In the hall and on call, she is another member of the team, which includes playful banter from her fellow rookie, Trevor Remington, who joked “I didn’t know we were wearing makeup today,” before a photo shoot, or the two racing to see who can answer the phone first when it rings, even though it was her day off.
Rabel assisted in the recruitment process that saw Ricky-Lee become a proud member of the department.
“When new people join the team and share their expertise and experiences it brings new perspective,” says Rabel. “Our department appreciates positive growth and is much richer for being as diverse as we are.”
In her pursuit of excellence, DeVries not only enriches her own story but also paves the way for women to see themselves in a firefighting uniform. “If you can see it, you can believe it,” says Rabel.
DeVries and Remington were two of the four participants in the 2023 AFD’s Rooftop Campout for Muscular Dystrophy. The team raised $23,000 while braving as cold as -30C conditions over 72 hours outside in February on the roof of the former Toad n’ Turtle restaurant.
Remington also pursued a marketing diploma after high school but soon realized he wouldn’t complete his degree at Mount Royal College (now University).
“A family friend offered me a ride along at a fire department,” recalls Remington. “That was my last day I attended Mount Royal College, and I started my pursuit to become a firefighter at 20 years old.”
That moment steered him to embrace a vocation fueled by service. From then until his recruitment at 34 years old in October 2022, Remington worked as a residential support worker with adults with mental disabilities and as a volunteer firefighter since he was 25.

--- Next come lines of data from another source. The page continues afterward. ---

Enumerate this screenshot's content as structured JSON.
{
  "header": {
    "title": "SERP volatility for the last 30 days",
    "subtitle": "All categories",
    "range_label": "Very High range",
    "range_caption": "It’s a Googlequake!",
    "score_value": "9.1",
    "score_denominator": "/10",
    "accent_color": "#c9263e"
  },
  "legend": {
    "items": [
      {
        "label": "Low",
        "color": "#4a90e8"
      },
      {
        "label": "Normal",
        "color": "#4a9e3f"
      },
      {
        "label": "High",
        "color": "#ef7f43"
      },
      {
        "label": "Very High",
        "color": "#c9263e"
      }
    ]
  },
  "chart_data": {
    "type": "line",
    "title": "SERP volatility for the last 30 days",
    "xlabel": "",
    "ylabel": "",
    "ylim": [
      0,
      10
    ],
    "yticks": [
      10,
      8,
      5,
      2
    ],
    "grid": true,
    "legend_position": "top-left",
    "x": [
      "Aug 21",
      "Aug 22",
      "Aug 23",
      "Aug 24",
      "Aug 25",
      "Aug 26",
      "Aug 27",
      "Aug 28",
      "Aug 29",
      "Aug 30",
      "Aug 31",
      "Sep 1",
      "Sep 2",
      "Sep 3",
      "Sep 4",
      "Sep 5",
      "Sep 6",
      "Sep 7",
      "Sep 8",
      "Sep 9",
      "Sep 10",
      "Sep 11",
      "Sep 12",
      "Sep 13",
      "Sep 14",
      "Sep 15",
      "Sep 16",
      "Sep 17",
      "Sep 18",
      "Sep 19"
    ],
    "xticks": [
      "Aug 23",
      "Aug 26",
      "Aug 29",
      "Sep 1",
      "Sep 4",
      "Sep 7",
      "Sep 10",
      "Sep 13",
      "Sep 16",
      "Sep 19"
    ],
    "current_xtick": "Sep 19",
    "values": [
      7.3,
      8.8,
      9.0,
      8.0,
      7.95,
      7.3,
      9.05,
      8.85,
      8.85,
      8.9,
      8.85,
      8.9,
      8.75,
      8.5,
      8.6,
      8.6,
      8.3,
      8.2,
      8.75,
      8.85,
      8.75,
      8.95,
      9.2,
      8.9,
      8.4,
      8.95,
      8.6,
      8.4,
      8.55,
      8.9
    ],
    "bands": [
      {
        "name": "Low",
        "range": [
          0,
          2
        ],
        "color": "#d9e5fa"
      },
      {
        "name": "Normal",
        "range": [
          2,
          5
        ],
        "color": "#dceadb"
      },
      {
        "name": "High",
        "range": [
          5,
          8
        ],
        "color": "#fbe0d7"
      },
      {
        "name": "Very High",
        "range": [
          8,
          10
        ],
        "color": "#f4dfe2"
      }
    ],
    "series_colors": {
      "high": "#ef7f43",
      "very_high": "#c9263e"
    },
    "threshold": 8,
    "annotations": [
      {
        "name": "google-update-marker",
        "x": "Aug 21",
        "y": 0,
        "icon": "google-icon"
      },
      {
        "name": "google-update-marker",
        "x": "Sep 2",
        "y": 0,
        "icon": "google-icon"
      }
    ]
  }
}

For Remington, Airdrie was the ultimate destination. “It’s an innovative department in all aspects of the job and maintains a progressive scoop in medical first response,” he says. Becoming a father three years ago transformed his perspective.
“Certain calls become more challenging, and you can relate more with families,” says Remington. “The most rewarding part of the job is sitting down with your crew for a coffee after a call knowing you did everything you could.”
Currently, Remington fills the seat of hydrant and encourages friends and family to pursue his career of choice.
“It’s so enticing when you see the type of lifestyle and the type of bigger picture you can be a part of,” Remington shares between calls to medical emergencies. “It’s a job where you can constantly get better in every aspect, and the learning never stops. My motivation is to try and get a little better every day.”